Près de 20 % des enfants (garçons et filles) perdent définitivement le contact avec leur père à partir de leur majorité, selon une étude menée par l’Institut National des Études Démographiques (l’INED).

Cette étude qui confirme qu’un enfant sur cinq ne voit plus jamais son père à partir de sa majorité révèle aussi que plus de neuf enfants sur dix dont les parents sont séparés gardent le contact avec leur mère uniquement, au moins une fois par mois.

En effet, la loi de 2002 impose au parent qui a la garde de l’enfant de le présenter à l’autre seulement jusqu’à ses dix-huit ans. Très souvent, c’est la mère qui obtient cette garde, car c’est généralement le choix des enfants de vivre avec leur mère.

Cependant, il est aussi important de rappeler que près de 75 % des détenus dans les prisons ont grandi sans la présence d'un père à la maison.

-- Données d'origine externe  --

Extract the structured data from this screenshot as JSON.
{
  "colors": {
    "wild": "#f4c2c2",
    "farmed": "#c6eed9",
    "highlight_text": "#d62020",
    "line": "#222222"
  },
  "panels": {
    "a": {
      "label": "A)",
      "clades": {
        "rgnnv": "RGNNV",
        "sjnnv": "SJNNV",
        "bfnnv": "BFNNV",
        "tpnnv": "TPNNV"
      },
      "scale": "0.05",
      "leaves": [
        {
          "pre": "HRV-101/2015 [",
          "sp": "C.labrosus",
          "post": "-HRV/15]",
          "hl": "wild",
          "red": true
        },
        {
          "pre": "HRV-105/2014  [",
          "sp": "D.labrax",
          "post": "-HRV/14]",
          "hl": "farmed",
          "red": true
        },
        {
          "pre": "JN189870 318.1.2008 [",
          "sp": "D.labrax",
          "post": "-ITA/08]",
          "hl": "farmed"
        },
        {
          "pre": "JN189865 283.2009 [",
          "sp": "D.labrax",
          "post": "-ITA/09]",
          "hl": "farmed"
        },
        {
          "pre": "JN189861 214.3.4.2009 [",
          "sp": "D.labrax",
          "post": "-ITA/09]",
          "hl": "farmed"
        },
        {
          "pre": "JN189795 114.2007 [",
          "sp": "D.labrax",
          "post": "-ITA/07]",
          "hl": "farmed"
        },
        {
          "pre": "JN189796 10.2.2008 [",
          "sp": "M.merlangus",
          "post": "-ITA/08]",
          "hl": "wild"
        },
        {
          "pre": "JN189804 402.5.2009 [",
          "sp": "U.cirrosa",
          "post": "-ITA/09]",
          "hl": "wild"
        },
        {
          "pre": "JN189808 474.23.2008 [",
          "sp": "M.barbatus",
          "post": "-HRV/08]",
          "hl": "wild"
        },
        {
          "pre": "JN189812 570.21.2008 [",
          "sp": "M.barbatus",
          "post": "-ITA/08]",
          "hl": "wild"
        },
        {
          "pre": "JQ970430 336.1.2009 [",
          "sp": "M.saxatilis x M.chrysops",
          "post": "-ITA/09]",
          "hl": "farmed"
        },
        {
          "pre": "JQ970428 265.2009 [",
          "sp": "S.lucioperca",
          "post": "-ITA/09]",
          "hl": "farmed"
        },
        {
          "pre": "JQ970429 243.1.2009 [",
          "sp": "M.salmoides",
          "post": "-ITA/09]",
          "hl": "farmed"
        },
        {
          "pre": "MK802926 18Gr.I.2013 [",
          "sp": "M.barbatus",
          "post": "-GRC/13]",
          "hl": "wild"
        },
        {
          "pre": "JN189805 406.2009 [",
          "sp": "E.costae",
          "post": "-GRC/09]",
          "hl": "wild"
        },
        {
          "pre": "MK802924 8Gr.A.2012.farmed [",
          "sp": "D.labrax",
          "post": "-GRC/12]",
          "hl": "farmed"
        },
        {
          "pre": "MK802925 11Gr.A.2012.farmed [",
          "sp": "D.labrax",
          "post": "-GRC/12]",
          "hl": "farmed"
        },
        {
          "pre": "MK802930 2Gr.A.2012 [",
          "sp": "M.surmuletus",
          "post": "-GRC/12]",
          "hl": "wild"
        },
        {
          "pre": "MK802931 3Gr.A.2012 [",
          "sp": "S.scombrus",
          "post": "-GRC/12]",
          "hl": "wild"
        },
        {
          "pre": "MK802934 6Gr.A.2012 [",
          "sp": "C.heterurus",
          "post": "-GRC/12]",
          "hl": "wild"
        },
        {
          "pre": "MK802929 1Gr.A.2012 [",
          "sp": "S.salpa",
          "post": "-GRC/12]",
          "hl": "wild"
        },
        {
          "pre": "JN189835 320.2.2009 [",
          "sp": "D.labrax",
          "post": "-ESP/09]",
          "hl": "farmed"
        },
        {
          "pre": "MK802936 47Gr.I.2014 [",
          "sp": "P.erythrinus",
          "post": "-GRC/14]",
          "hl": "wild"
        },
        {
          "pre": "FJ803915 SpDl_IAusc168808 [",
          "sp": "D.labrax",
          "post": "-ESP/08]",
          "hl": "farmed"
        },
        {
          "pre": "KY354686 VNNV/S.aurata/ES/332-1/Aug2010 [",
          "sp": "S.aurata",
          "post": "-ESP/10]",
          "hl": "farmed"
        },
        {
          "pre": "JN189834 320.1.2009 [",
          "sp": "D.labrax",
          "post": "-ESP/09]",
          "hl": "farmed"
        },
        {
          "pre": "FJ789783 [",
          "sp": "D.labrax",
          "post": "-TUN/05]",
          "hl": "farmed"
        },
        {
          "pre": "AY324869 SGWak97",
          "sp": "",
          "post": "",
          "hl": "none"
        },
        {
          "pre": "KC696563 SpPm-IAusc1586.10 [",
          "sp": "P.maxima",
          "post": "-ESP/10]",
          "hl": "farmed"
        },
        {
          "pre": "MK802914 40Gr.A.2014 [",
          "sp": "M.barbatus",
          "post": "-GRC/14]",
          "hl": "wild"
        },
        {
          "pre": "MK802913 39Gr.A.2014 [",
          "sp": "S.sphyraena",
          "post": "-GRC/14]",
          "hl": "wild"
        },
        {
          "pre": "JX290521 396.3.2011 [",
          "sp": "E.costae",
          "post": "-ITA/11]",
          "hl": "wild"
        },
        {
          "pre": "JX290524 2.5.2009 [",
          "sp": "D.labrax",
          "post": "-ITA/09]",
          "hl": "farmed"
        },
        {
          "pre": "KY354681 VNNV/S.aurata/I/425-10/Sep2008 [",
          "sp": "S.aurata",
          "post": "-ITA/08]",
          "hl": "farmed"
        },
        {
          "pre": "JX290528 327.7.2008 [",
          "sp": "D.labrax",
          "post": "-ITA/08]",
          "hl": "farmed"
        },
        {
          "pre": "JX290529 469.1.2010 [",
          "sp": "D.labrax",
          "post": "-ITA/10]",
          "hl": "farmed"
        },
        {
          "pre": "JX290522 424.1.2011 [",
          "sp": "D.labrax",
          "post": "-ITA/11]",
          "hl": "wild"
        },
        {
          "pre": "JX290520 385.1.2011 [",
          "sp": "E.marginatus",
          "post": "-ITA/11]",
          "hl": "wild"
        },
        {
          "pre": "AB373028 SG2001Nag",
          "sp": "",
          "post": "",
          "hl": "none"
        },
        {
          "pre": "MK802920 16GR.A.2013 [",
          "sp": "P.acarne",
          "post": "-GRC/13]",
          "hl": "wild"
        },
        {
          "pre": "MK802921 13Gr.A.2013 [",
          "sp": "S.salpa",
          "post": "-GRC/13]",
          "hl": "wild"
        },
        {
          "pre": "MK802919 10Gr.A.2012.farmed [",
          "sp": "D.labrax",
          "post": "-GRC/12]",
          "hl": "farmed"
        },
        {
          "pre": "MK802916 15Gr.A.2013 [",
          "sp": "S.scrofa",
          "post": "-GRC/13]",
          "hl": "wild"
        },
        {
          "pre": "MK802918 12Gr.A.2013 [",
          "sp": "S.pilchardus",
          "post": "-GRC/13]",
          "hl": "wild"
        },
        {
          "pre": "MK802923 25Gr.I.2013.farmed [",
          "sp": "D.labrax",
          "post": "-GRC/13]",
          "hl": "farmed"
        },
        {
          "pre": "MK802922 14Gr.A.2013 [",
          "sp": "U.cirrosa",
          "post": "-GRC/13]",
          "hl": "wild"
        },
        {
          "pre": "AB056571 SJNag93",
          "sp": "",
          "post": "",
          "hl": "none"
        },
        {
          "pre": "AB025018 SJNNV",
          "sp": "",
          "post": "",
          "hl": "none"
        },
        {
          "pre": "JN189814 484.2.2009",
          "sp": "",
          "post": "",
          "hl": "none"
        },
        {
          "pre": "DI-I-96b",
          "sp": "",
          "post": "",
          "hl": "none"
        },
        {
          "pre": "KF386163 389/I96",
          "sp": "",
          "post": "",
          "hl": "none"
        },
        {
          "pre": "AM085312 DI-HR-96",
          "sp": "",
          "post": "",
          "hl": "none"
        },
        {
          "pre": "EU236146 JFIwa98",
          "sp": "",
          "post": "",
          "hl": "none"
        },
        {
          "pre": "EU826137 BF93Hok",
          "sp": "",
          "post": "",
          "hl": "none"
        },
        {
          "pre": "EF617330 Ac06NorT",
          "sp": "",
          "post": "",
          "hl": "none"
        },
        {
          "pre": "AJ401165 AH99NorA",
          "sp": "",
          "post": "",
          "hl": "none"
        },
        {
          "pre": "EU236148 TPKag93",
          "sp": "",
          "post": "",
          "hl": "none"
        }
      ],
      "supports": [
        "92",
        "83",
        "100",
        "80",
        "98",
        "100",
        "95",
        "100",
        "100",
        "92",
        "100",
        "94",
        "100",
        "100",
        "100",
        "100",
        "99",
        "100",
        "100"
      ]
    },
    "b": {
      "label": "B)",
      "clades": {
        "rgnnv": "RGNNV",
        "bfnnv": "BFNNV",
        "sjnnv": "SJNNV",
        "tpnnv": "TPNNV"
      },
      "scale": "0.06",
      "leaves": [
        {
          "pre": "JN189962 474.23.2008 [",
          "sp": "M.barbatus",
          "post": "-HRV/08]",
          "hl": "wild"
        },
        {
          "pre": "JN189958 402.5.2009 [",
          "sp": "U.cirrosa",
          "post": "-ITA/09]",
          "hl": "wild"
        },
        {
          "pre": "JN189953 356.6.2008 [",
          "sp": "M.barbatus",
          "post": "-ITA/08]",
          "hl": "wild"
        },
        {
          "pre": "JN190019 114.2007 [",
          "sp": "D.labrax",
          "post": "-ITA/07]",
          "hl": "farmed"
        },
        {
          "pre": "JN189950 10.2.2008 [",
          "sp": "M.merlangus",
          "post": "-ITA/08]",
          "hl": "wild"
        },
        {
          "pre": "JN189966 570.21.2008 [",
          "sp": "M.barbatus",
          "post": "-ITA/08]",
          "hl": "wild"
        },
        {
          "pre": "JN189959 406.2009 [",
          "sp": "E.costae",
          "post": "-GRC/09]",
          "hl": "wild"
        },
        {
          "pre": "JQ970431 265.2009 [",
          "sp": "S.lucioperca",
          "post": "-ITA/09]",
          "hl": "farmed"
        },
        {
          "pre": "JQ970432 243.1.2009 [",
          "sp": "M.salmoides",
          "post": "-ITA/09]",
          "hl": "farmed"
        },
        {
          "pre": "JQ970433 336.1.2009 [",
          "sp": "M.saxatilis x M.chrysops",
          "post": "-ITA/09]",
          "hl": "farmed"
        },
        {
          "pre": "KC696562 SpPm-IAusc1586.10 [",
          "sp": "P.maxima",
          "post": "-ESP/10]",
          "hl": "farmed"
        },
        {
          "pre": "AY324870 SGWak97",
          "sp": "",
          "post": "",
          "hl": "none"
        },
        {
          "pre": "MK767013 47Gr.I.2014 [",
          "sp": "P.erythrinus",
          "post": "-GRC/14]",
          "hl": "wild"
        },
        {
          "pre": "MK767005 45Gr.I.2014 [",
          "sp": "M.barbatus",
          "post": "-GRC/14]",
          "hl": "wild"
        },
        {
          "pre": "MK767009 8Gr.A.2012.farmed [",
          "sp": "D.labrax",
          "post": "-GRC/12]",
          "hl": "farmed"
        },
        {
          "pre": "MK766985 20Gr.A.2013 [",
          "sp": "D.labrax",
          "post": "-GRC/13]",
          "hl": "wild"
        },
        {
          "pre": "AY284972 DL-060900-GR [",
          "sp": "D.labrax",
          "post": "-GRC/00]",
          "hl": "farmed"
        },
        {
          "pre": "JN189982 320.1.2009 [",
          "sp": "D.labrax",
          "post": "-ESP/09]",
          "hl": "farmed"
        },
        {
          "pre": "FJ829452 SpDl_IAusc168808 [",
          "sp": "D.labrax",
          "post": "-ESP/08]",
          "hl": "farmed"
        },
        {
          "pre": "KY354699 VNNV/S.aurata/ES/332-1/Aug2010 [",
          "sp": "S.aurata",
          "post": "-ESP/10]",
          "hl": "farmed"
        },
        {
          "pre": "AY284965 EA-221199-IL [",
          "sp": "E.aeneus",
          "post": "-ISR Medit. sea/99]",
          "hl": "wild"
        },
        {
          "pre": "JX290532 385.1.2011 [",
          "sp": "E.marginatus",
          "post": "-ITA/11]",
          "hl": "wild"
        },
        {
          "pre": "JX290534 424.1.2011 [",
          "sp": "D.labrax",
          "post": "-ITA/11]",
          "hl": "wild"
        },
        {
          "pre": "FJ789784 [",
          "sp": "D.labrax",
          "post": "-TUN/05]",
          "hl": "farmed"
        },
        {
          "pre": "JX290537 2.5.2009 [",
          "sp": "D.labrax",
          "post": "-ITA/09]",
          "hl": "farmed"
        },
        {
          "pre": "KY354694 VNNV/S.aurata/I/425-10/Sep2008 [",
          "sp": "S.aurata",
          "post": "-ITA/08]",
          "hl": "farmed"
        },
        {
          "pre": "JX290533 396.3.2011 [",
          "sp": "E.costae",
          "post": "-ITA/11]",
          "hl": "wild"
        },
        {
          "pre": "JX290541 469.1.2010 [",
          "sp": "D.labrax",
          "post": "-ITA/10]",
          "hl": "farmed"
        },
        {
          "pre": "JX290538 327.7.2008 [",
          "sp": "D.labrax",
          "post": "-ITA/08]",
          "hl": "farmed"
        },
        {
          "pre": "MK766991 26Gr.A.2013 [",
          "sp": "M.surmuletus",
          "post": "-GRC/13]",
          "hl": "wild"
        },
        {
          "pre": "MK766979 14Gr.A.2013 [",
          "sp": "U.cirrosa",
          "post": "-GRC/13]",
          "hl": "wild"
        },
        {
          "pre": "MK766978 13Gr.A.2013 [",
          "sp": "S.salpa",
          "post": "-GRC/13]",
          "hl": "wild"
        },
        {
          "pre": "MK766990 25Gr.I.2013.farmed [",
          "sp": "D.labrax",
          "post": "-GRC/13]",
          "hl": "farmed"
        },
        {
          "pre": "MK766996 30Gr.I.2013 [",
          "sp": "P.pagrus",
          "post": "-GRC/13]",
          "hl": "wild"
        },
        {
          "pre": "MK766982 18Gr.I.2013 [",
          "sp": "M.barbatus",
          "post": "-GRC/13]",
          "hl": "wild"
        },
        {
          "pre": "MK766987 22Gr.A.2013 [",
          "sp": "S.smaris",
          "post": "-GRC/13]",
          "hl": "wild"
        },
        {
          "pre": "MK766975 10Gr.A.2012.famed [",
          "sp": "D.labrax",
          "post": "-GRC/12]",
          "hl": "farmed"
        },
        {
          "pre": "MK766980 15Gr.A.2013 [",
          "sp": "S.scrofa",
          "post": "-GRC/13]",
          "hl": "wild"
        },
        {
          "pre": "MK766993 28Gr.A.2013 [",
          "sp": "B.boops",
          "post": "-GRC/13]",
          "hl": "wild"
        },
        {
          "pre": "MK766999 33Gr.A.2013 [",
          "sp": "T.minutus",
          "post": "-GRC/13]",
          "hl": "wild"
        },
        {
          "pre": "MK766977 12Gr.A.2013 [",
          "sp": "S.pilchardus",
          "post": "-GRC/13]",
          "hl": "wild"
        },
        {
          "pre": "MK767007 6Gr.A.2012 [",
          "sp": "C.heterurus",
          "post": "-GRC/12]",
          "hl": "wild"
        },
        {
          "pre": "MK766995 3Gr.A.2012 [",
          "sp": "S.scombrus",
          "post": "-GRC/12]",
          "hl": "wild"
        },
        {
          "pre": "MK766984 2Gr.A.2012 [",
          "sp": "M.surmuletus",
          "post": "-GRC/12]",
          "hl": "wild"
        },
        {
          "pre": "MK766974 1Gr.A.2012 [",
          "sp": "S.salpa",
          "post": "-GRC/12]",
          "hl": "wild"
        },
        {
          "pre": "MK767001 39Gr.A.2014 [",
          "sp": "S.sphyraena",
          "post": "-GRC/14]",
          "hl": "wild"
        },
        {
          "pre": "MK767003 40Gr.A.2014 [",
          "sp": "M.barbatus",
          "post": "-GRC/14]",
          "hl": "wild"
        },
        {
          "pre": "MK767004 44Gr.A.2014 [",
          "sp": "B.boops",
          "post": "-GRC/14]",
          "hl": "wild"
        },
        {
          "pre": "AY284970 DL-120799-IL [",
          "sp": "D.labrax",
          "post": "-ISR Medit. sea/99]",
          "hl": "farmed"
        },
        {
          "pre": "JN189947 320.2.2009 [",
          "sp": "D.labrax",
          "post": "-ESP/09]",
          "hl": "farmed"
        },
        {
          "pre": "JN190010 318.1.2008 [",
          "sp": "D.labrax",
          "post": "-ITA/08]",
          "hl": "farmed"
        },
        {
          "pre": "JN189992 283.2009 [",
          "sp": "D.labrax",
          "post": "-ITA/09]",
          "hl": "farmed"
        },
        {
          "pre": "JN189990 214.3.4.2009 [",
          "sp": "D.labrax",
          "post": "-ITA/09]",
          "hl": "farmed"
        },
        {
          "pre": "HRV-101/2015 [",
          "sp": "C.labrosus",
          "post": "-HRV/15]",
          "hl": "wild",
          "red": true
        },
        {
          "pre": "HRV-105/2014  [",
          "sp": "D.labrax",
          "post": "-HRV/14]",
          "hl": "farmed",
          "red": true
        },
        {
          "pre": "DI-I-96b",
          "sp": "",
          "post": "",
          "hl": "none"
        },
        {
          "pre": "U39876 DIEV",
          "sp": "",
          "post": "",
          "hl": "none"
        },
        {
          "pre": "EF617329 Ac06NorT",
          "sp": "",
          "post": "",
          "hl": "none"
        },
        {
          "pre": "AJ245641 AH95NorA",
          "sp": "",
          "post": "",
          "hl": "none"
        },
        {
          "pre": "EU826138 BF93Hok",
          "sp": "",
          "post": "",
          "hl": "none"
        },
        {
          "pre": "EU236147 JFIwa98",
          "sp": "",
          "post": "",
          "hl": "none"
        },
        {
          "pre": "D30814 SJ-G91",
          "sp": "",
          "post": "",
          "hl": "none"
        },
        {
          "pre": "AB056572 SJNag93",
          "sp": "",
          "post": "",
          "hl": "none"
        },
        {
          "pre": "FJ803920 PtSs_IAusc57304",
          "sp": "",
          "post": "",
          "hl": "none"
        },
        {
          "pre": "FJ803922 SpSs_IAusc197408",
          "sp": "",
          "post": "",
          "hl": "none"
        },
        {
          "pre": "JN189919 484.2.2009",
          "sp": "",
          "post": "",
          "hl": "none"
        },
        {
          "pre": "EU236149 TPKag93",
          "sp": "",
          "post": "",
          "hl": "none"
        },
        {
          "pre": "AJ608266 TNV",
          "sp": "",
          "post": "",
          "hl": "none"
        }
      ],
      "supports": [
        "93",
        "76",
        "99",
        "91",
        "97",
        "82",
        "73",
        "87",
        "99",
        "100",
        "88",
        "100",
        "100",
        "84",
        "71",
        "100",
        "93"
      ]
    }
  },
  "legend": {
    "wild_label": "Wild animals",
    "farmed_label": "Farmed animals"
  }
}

Il est donc vrai que la présence d’un père, apporte un développement équilibré, préserve des risques de fugues et des tentatives de suicide, contribue à avoir de l’assurance et l’estime de soi.

Décidément, toute séparation, non seulement dans le couple mais également avec les enfants, n'est pas sans conséquences car la table familiale reste avant tout la première université du monde.

L’absence prolongée d’un père à la maison porte toujours atteinte à l’épanouissement des enfants lorsqu’ils sont encore très jeunes car ils ont toujours besoin d’un guide et des repères.

La maman entretien et le papa protège toujours, selon le décret divin.